Today, EU leadership is needed as never before. As I observed in my keynote remarks at a G-20 meeting on employment and labor rights in Hamburg just last week, former UN Secretary-General Kofi Annan warned already in 1999, in a speech to the World Economic Forum, that unless globalization has strong social pillars it will be fragile and vulnerable—“vulnerable to backlash from all the ‘isms’ of our post-cold war world: protectionism; populism; nationalism; ethnic chauvinism; fanaticism; and terrorism.” If we cannot make globalization work for all, he added on another occasion, in the end it will work for none.
The prescience of this statement is striking today. Now more than ever, we need governments and business to work together to ensure that those most vulnerable to negative impacts from business activities and globalized supply chains are protected and respected. Never has it been more imperative to understand that business’s single greatest contribution to the ‘people part’ of sustainable development should be through efforts to embed respect for human rights across their operations and value chains.
The G7 recognized this in its 2015 Elmau Declaration where leaders underlined the importance of promoting labor rights, decent working conditions and environmental protection in global supply chains. They expressed strong support for the UN Guiding Principles, welcomed efforts to set up substantive National Action Plans for their implementation, and urged the private sector to implement human rights due diligence.
At this critical time when the fate of globalization itself is at stake, the European Union’s voice is needed on the world stage to reiterate these messages clearly and constructively. Yet, as noted, the anticipated EU Action Plan on implementation of the UNGPs has still not been issued. Commission papers on the SDGs seem divorced from any understanding of the central role that respect for human rights must play in the private sector’s contribution to that agenda. And the Commission’s draft guidance to companies on the non-financial reporting directive dilutes and undermines the language of the UN Guiding Principles, provides negligible guidance on the human rights content of the directive, and fails to reference the sole reporting framework – the UNGP Reporting Framework – that is precisely tailored to help companies improve their human rights disclosure fully in line with the UNGPs.
The Commission’s past leadership on responsible business conduct, and in particular on business and human rights, had a catalytic effect on a whole range of actions, across the EU and beyond, that brought substantive progress in business practices. I respectfully urge you and your colleagues to renew that leadership and help build the foundations for a socially sustainable development without which neither our societies nor our businesses can thrive.

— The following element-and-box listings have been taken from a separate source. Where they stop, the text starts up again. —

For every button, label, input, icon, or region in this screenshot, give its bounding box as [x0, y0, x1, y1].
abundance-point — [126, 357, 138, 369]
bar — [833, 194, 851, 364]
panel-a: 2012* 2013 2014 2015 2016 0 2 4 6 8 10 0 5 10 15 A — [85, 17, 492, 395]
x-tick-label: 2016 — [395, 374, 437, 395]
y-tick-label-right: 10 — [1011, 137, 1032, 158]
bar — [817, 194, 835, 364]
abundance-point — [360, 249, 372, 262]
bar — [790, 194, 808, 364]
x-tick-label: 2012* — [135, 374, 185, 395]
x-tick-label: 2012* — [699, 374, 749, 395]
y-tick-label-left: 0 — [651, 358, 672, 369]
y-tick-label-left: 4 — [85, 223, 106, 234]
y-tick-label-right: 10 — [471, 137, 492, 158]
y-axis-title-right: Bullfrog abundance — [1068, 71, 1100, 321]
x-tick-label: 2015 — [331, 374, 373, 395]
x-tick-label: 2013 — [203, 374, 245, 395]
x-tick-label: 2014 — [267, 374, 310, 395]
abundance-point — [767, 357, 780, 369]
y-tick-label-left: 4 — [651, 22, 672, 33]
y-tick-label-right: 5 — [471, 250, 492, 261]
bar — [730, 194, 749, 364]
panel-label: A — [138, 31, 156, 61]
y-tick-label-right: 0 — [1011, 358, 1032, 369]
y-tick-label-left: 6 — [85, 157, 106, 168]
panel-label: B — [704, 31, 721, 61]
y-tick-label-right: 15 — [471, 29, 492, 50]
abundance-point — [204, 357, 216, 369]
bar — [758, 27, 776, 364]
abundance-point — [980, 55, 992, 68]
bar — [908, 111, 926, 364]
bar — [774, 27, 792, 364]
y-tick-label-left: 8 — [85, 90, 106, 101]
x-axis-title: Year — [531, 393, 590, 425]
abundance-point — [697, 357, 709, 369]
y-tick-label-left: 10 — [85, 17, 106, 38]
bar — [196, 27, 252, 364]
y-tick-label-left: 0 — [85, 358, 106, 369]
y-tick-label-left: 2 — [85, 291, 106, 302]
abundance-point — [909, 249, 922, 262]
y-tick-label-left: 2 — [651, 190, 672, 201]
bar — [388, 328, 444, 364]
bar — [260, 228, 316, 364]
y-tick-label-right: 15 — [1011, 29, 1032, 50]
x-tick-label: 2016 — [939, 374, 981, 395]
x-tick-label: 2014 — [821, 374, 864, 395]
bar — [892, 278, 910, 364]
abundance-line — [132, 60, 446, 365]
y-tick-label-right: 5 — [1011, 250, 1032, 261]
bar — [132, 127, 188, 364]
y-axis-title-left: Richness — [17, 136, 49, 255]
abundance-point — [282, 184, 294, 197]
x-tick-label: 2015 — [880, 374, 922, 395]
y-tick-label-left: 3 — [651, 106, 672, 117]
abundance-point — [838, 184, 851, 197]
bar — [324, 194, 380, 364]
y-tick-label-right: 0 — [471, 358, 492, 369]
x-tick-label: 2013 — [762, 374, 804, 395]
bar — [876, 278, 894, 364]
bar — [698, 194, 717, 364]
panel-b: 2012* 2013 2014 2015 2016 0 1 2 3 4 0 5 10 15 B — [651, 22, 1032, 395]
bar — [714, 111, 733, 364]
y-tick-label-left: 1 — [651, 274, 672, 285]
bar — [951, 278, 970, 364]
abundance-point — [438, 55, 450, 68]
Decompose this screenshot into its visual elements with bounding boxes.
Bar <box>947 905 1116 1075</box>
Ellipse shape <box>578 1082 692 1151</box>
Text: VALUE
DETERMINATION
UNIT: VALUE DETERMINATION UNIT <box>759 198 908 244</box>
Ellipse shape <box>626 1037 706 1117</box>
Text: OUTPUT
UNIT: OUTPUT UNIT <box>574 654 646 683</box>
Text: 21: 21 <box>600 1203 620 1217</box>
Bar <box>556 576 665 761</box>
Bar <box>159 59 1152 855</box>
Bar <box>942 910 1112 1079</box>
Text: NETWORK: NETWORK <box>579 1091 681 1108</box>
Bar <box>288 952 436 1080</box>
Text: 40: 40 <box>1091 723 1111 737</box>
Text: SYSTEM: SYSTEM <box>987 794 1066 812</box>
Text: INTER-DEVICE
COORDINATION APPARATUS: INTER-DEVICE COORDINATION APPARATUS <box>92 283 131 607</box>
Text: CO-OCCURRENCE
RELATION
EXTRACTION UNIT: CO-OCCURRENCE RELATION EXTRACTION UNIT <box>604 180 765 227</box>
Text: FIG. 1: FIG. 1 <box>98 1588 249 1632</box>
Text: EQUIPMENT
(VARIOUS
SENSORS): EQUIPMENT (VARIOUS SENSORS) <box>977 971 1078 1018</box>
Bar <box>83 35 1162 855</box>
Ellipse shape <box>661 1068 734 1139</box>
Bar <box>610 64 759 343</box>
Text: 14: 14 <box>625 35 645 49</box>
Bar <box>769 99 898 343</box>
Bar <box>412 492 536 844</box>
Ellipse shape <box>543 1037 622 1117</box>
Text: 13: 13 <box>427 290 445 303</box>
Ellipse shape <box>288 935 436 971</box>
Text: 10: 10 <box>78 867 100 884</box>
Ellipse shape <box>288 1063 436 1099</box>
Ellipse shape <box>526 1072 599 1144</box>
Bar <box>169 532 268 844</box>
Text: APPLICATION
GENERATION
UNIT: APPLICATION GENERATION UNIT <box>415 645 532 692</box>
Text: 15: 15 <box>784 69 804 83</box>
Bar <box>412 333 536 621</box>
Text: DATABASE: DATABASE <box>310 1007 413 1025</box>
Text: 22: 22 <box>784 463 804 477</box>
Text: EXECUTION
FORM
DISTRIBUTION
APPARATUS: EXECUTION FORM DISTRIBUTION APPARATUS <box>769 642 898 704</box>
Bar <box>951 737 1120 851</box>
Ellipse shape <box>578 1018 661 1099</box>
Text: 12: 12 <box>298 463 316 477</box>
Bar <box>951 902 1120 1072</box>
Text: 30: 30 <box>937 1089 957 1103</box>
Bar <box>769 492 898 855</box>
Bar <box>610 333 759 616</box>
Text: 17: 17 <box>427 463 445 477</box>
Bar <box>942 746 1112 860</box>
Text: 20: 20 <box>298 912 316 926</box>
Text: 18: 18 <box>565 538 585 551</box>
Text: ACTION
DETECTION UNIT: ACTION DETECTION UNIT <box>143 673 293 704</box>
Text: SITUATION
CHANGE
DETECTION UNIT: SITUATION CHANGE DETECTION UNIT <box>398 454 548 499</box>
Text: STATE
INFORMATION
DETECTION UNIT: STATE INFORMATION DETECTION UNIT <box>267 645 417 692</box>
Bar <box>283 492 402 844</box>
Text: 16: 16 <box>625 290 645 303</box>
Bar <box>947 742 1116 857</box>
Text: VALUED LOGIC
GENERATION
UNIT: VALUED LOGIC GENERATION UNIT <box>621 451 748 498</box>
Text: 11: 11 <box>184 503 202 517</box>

As you know well, we live at a pivotal moment in post-World War II history. Globalization itself is at risk unless and until its social pillars can be significantly strengthened. None of us, least of all the EU, should want a roll-back into the mercantilism that has had such destructive consequences in past eras. Responsible business conduct is a central building block of a socially sustainable globalization. And the EU can and should be a central actor in advancing this aim.